Die Nominierung von Habeck und Weidel dient dabei auch dem Zweck, an den Fernsehdebatten der Spitzenkandidaten teilnehmen und dies im Zweifel rechtlich erzwingen zu können. Dabei ist völlig offen, welche Bedeutung solche Auftritte im linearen Fernsehen heute noch haben, da immer mehr Menschen ihre Informationen und Meinungen viel eher aus den rund um die Uhr aktiven sozialen Netzwerken beziehen.

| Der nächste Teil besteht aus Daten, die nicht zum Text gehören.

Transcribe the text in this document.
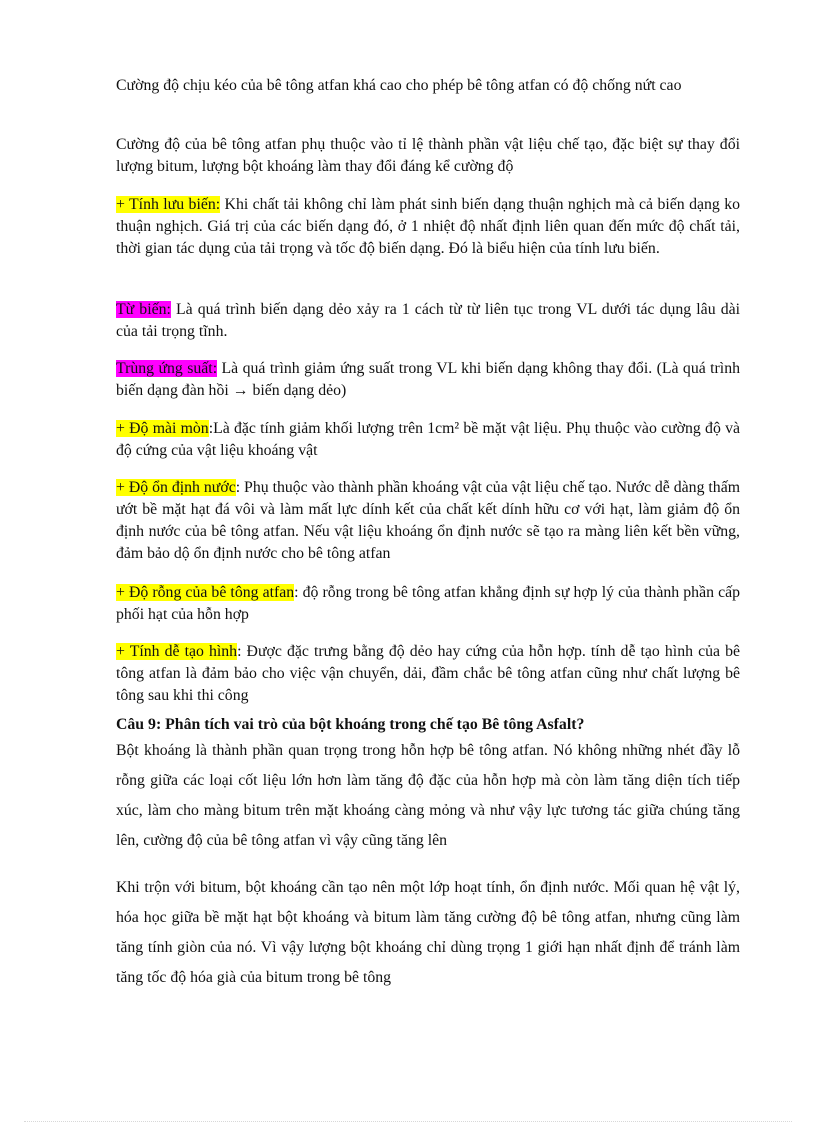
Cường độ chịu kéo của bê tông atfan khá cao cho phép bê tông atfan có độ chống nứt cao

Cường độ của bê tông atfan phụ thuộc vào tỉ lệ thành phần vật liệu chế tạo, đặc biệt sự thay đổi lượng bitum, lượng bột khoáng làm thay đổi đáng kể cường độ

+ Tính lưu biến: Khi chất tải không chỉ làm phát sinh biến dạng thuận nghịch mà cả biến dạng ko thuận nghịch. Giá trị của các biến dạng đó, ở 1 nhiệt độ nhất định liên quan đến mức độ chất tải, thời gian tác dụng của tải trọng và tốc độ biến dạng. Đó là biểu hiện của tính lưu biến.

Từ biến: Là quá trình biến dạng dẻo xảy ra 1 cách từ từ liên tục trong VL dưới tác dụng lâu dài của tải trọng tĩnh.

Trùng ứng suất: Là quá trình giảm ứng suất trong VL khi biến dạng không thay đổi. (Là quá trình biến dạng đàn hồi → biến dạng dẻo)

+ Độ mài mòn:Là đặc tính giảm khối lượng trên 1cm² bề mặt vật liệu. Phụ thuộc vào cường độ và độ cứng của vật liệu khoáng vật

+ Độ ổn định nước: Phụ thuộc vào thành phần khoáng vật của vật liệu chế tạo. Nước dễ dàng thấm ướt bề mặt hạt đá vôi và làm mất lực dính kết của chất kết dính hữu cơ với hạt, làm giảm độ ổn định nước của bê tông atfan. Nếu vật liệu khoáng ổn định nước sẽ tạo ra màng liên kết bền vững, đảm bảo dộ ổn định nước cho bê tông atfan

+ Độ rỗng của bê tông atfan: độ rỗng trong bê tông atfan khẳng định sự hợp lý của thành phần cấp phối hạt của hỗn hợp

+ Tính dễ tạo hình: Được đặc trưng bằng độ dẻo hay cứng của hỗn hợp. tính dễ tạo hình của bê tông atfan là đảm bảo cho việc vận chuyển, dải, đầm chắc bê tông atfan cũng như chất lượng bê tông sau khi thi công

Câu 9: Phân tích vai trò của bột khoáng trong chế tạo Bê tông Asfalt?
Bột khoáng là thành phần quan trọng trong hỗn hợp bê tông atfan. Nó không những nhét đầy lỗ rỗng giữa các loại cốt liệu lớn hơn làm tăng độ đặc của hỗn hợp mà còn làm tăng diện tích tiếp xúc, làm cho màng bitum trên mặt khoáng càng mỏng và như vậy lực tương tác giữa chúng tăng lên, cường độ của bê tông atfan vì vậy cũng tăng lên

Khi trộn với bitum, bột khoáng cần tạo nên một lớp hoạt tính, ổn định nước. Mối quan hệ vật lý, hóa học giữa bề mặt hạt bột khoáng và bitum làm tăng cường độ bê tông atfan, nhưng cũng làm tăng tính giòn của nó. Vì vậy lượng bột khoáng chỉ dùng trọng 1 giới hạn nhất định để tránh làm tăng tốc độ hóa già của bitum trong bê tông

Legendäre Fernsehduelle: Los ging es in den USA
Den Anfang machten 1960 in den USA die Präsidentschaftskandidaten John F. Kennedy und Richard Nixon. Kennedy, der sonnengebräunte, blendend aussehende junge Bewerber der Demokraten, schlug den gesundheitlich angeschlagenen und schlecht rasierten amtierenden Vizepräsidenten von den Republikanern in der öffentlichen Wahrnehmung um Längen. Er ging mit dem Medium Fernsehen gekonnt um. So sprach er das Publikum mit Blick in die Kamera immer direkt an, während Nixon sich an seinen Kontrahenten wandte, als wolle er ihn überzeugen. Diese Debatte schuf den bis heute wirkenden Mythos vom wohlmöglich wahlentscheidenden Fernsehduell, denn Kennedy besiegte den als Favorit in den Wahlkampf gezogenen Nixon.

Als der SPD-Kanzlerkandidat Willy Brandt 1969 den amtierenden Regierungschef Kurt Georg Kiesinger erstmals zu einem Duell im deutschen Fernsehen aufforderte, lehnte der CDU-Vorsitzende ab: „Es steht dem Kanzler der Bundesrepublik nicht gut an, sich auf ein Stühlchen zu setzen und zu warten, bis ihm das Wort erteilt wird“, sagte er zur Begründung. Stattdessen trafen die beiden dann in der ZDF-Reihe „Journalisten fragen – Politiker antworten“ aufeinander, an der auch die Vorsitzenden der CSU und FDP, Franz-Josef Strauß und Hans-Dietrich Genscher, teilnahmen.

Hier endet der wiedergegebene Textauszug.